The NSA has a new director, a slew of new challenges and any number of new capabilities at its disposal. But it seems that the agency is intent on fighting the same old battles.
Even as fresh revelations about the extent of the NSA’s efforts to get access to encryption keys for mobile communications continue to unspool, the agency’s director is advocating for some form of legal, direct access to encrypted communications. Mike Rogers, director of the NSA and head of the U.S. Cyber Command, said at an event yesterday that it’s important for a legal framework to be put in place to govern how intelligence agencies can access secure communications.
The revelations about NSA operations against American technology companies have prompted concerns about the integrity of those companies’ products.
“Thats why we need a framework,” Rogers replied. “This is a legitimate question. ‘What is the economic impact?’ With policy and laws we can get to a better place.”
Bruce Schneier, cryptographer and CTO of Resilient Systems, asked Rogers directly about that problem during the event held by the New America Foundation and was unsatisfied by the answer. For Schneier, the rhetoric and the lack of technical understanding coming from the government are eerily reminiscent of the crypto wars of the 1990s.

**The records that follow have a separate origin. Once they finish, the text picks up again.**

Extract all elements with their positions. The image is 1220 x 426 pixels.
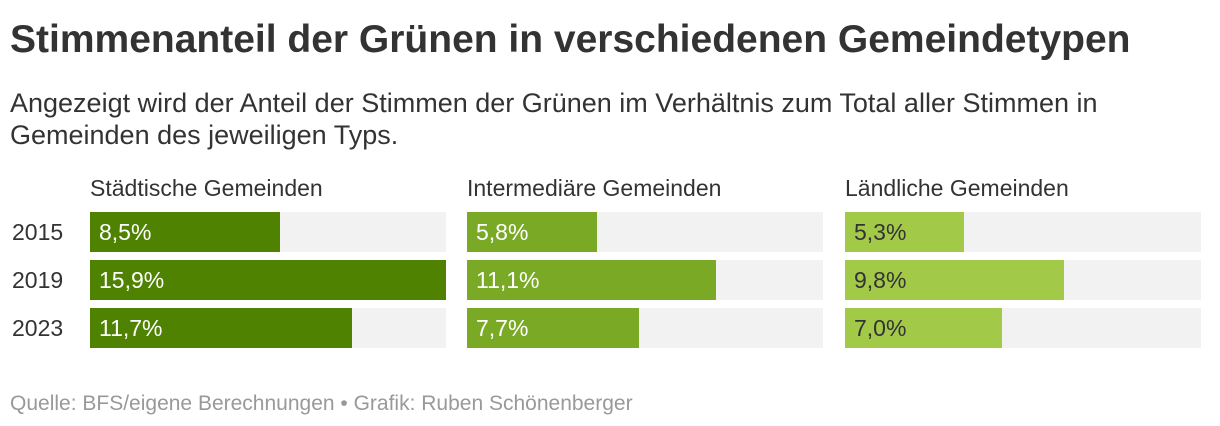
bar-track-staedtisch-2023: 11,7% xyxy=(90,308,446,348)
bar-value-label-staedtisch-2023: 11,7% xyxy=(99,315,163,341)
bar-value-label-staedtisch-2015: 8,5% xyxy=(99,219,152,245)
bar-intermediaer-2015 xyxy=(467,212,597,252)
bar-staedtisch-2023 xyxy=(90,308,352,348)
bar-intermediaer-2019 xyxy=(467,260,716,300)
bar-track-intermediaer-2015: 5,8% xyxy=(467,212,823,252)
bar-intermediaer-2023 xyxy=(467,308,640,348)
chart-subtitle: Angezeigt wird der Anteil der Stimmen de… xyxy=(10,88,1098,150)
bar-value-label-intermediaer-2023: 7,7% xyxy=(476,315,529,341)
bar-staedtisch-2019 xyxy=(90,260,446,300)
bar-value-label-intermediaer-2015: 5,8% xyxy=(476,219,529,245)
bar-laendlich-2015 xyxy=(845,212,964,252)
bar-laendlich-2019 xyxy=(845,260,1065,300)
year-label-2023: 2023 xyxy=(12,315,64,341)
chart-title: Stimmenanteil der Grünen in verschiedene… xyxy=(10,18,1131,61)
bar-track-staedtisch-2019: 15,9% xyxy=(90,260,446,300)
panel-header-staedtisch: Städtische Gemeinden xyxy=(90,175,323,201)
source-credit: Quelle: BFS/eigene Berechnungen • Grafik… xyxy=(10,392,633,415)
chart: 2015 2019 2023 Städtische Gemeinden 8,5% 15,9… xyxy=(12,175,1201,348)
bar-track-staedtisch-2015: 8,5% xyxy=(90,212,446,252)
bar-track-intermediaer-2023: 7,7% xyxy=(467,308,823,348)
bar-track-intermediaer-2019: 11,1% xyxy=(467,260,823,300)
bar-value-label-staedtisch-2019: 15,9% xyxy=(99,267,165,293)
bar-track-laendlich-2019: 9,8% xyxy=(845,260,1201,300)
bar-value-label-laendlich-2023: 7,0% xyxy=(854,315,907,341)
bar-track-laendlich-2023: 7,0% xyxy=(845,308,1201,348)
bar-value-label-laendlich-2019: 9,8% xyxy=(854,267,907,293)
year-label-2019: 2019 xyxy=(12,267,64,293)
bar-track-laendlich-2015: 5,3% xyxy=(845,212,1201,252)
bar-value-label-intermediaer-2019: 11,1% xyxy=(476,267,540,293)
bar-laendlich-2023 xyxy=(845,308,1002,348)
bar-value-label-laendlich-2015: 5,3% xyxy=(854,219,907,245)
bar-staedtisch-2015 xyxy=(90,212,281,252)
panel-header-intermediaer: Intermediäre Gemeinden xyxy=(467,175,722,201)
year-label-2015: 2015 xyxy=(12,219,64,245)
panel-header-laendlich: Ländliche Gemeinden xyxy=(845,175,1069,201)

“I asked him how we deal with the problem that US stuff isn’t trusted? That framework idea isn’t going to work overseas,” Schneier said. “He seems to be asking for Clipper. Can’t there be a way that we can get access under some rules? The problem is nobody wants it. Nobody in the government even wants it. We know how this story ends.”
The Clipper chip was a notorious concept forwarded by the NSA in the 1990s that implemented a chipset in new communications devices that included a cryptographic key that was also known to the government. This concept, known as key escrow, was highly controversial and ripped by security experts and cryptographers as insecure.

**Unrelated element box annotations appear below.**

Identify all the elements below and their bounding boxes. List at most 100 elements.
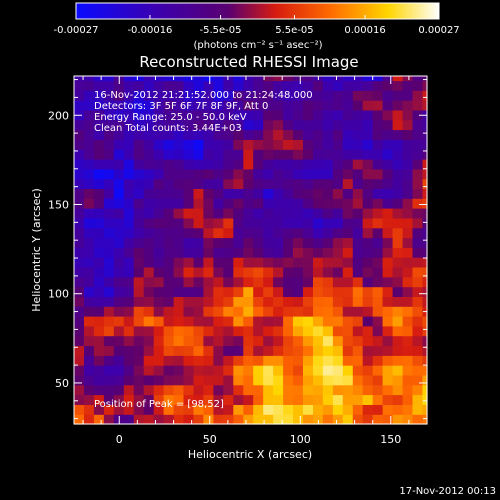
heatmap-cell bbox=[283, 119, 294, 131]
heatmap-cell bbox=[362, 100, 374, 111]
heatmap-cell bbox=[113, 100, 125, 111]
heatmap-cell bbox=[362, 90, 374, 101]
heatmap-cell bbox=[143, 237, 155, 248]
heatmap-cell bbox=[352, 119, 364, 131]
heatmap-cell bbox=[402, 257, 414, 268]
heatmap-cell bbox=[332, 335, 344, 347]
heatmap-cell bbox=[412, 227, 424, 239]
heatmap-cell bbox=[313, 286, 324, 297]
heatmap-cell bbox=[293, 286, 304, 297]
heatmap-cell bbox=[84, 208, 95, 219]
heatmap-cell bbox=[283, 316, 294, 327]
heatmap-cell bbox=[332, 159, 344, 170]
heatmap-cell bbox=[93, 276, 105, 288]
heatmap-cell bbox=[173, 139, 185, 150]
heatmap-cell bbox=[143, 384, 155, 396]
heatmap-cell bbox=[123, 286, 135, 297]
heatmap-cell bbox=[313, 237, 324, 248]
heatmap-cell bbox=[163, 345, 175, 356]
heatmap-cell bbox=[143, 139, 155, 150]
heatmap-cell bbox=[123, 335, 135, 347]
heatmap-cell bbox=[103, 345, 115, 356]
heatmap-cell bbox=[402, 267, 414, 278]
heatmap-cell bbox=[233, 286, 244, 297]
heatmap-cell bbox=[213, 355, 224, 366]
heatmap-cell bbox=[113, 335, 125, 347]
heatmap-cell bbox=[133, 76, 145, 82]
heatmap-cell bbox=[372, 237, 384, 248]
heatmap-cell bbox=[322, 217, 334, 229]
heatmap-cell bbox=[233, 325, 244, 337]
heatmap-cell bbox=[273, 198, 284, 209]
heatmap-cell bbox=[382, 198, 394, 209]
heatmap-cell bbox=[103, 394, 115, 405]
heatmap-cell bbox=[213, 257, 224, 268]
x-tick-label: 100 bbox=[290, 433, 311, 446]
heatmap-cell bbox=[173, 168, 185, 180]
heatmap-cell bbox=[332, 365, 344, 376]
heatmap-cell bbox=[253, 188, 264, 199]
heatmap-cell bbox=[263, 159, 274, 170]
heatmap-cell bbox=[84, 365, 95, 376]
heatmap-cell bbox=[372, 267, 384, 278]
heatmap-cell bbox=[253, 394, 264, 405]
heatmap-cell bbox=[183, 267, 195, 278]
heatmap-cell bbox=[253, 404, 264, 415]
heatmap-cell bbox=[322, 267, 334, 278]
heatmap-cell bbox=[332, 80, 344, 91]
heatmap-cell bbox=[303, 276, 314, 288]
heatmap-cell bbox=[273, 414, 284, 425]
heatmap-cell bbox=[193, 257, 205, 268]
heatmap-cell bbox=[183, 276, 195, 288]
heatmap-cell bbox=[332, 100, 344, 111]
heatmap-cell bbox=[412, 198, 424, 209]
heatmap-cell bbox=[113, 394, 125, 405]
heatmap-cell bbox=[422, 365, 428, 376]
heatmap-cell bbox=[342, 198, 354, 209]
heatmap-cell bbox=[173, 178, 185, 189]
heatmap-cell bbox=[113, 90, 125, 101]
heatmap-cell bbox=[382, 80, 394, 91]
heatmap-cell bbox=[293, 178, 304, 189]
heatmap-cell bbox=[203, 227, 214, 239]
heatmap-cell bbox=[313, 325, 324, 337]
heatmap-cell bbox=[273, 404, 284, 415]
heatmap-cell bbox=[283, 109, 294, 121]
heatmap-cell bbox=[183, 76, 195, 82]
heatmap-cell bbox=[342, 306, 354, 317]
heatmap-cell bbox=[382, 227, 394, 239]
heatmap-cell bbox=[113, 178, 125, 189]
heatmap-cell bbox=[322, 394, 334, 405]
heatmap-cell bbox=[163, 149, 175, 160]
heatmap-cell bbox=[84, 119, 95, 131]
heatmap-cell bbox=[283, 335, 294, 347]
heatmap-cell bbox=[163, 306, 175, 317]
heatmap-cell bbox=[382, 404, 394, 415]
heatmap-cell bbox=[243, 316, 254, 327]
heatmap-cell bbox=[74, 139, 85, 150]
heatmap-cell bbox=[133, 355, 145, 366]
heatmap-cell bbox=[283, 80, 294, 91]
heatmap-cell bbox=[382, 217, 394, 229]
heatmap-cell bbox=[123, 217, 135, 229]
heatmap-cell bbox=[293, 237, 304, 248]
heatmap-cell bbox=[313, 168, 324, 180]
heatmap-cell bbox=[332, 286, 344, 297]
heatmap-cell bbox=[243, 247, 254, 258]
heatmap-cell bbox=[313, 100, 324, 111]
heatmap-cell bbox=[332, 109, 344, 121]
heatmap-cell bbox=[342, 325, 354, 337]
heatmap-cell bbox=[74, 149, 85, 160]
y-tick-label: 200 bbox=[48, 109, 69, 122]
heatmap-cell bbox=[203, 374, 214, 386]
heatmap-cell bbox=[84, 159, 95, 170]
heatmap-cell bbox=[402, 178, 414, 189]
heatmap-cell bbox=[183, 237, 195, 248]
heatmap-cell bbox=[163, 237, 175, 248]
heatmap-cell bbox=[103, 217, 115, 229]
heatmap-cell bbox=[313, 119, 324, 131]
heatmap-cell bbox=[213, 109, 224, 121]
heatmap-cell bbox=[303, 374, 314, 386]
heatmap-cell bbox=[352, 247, 364, 258]
heatmap-cell bbox=[193, 217, 205, 229]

“If someone sat Rogers down and described Clipper to him, I think he would say, ‘I want that,'” Schneier said. “He says we need a legal rule, but that can’t solve the technical problems. This is a place where policy and technology collide in a way that it limits the solution space. There’s a belief that this is just a technical problem and we can solve it.”
Responding to a question from Yahoo CISO Alex Stamos at the New America Foundation event, Rogers said he believes there is a technological answer to the problem.
“I think that we’re lying that this isn’t technically feasible. Now, it needs to be done within a framework. I’m the first to acknowledge that. You don’t want the FBI and you don’t want the NSA unilaterally deciding, so, what are we going to access and what are we not going to access? That shouldn’t be for us. I just believe that this is achievable. We’ll have to work our way through it. And I’m the first to acknowledge there are international implications. I think we can work our way through this,” Rogers said.
In the absence of a legal process for accessing encrypted communications, the NSA has been going about solving that problem in other ways. Recent reports have linked the agency to an attack against Gemalto, a major manufacturer of SIM cards, that resulted in the compromise of millions of encryption keys for mobile devices. That kind of operation likely isn’t unique, Schneier said.
“Don’t think they haven’t grabbed SSL keys in bulk too,” he said.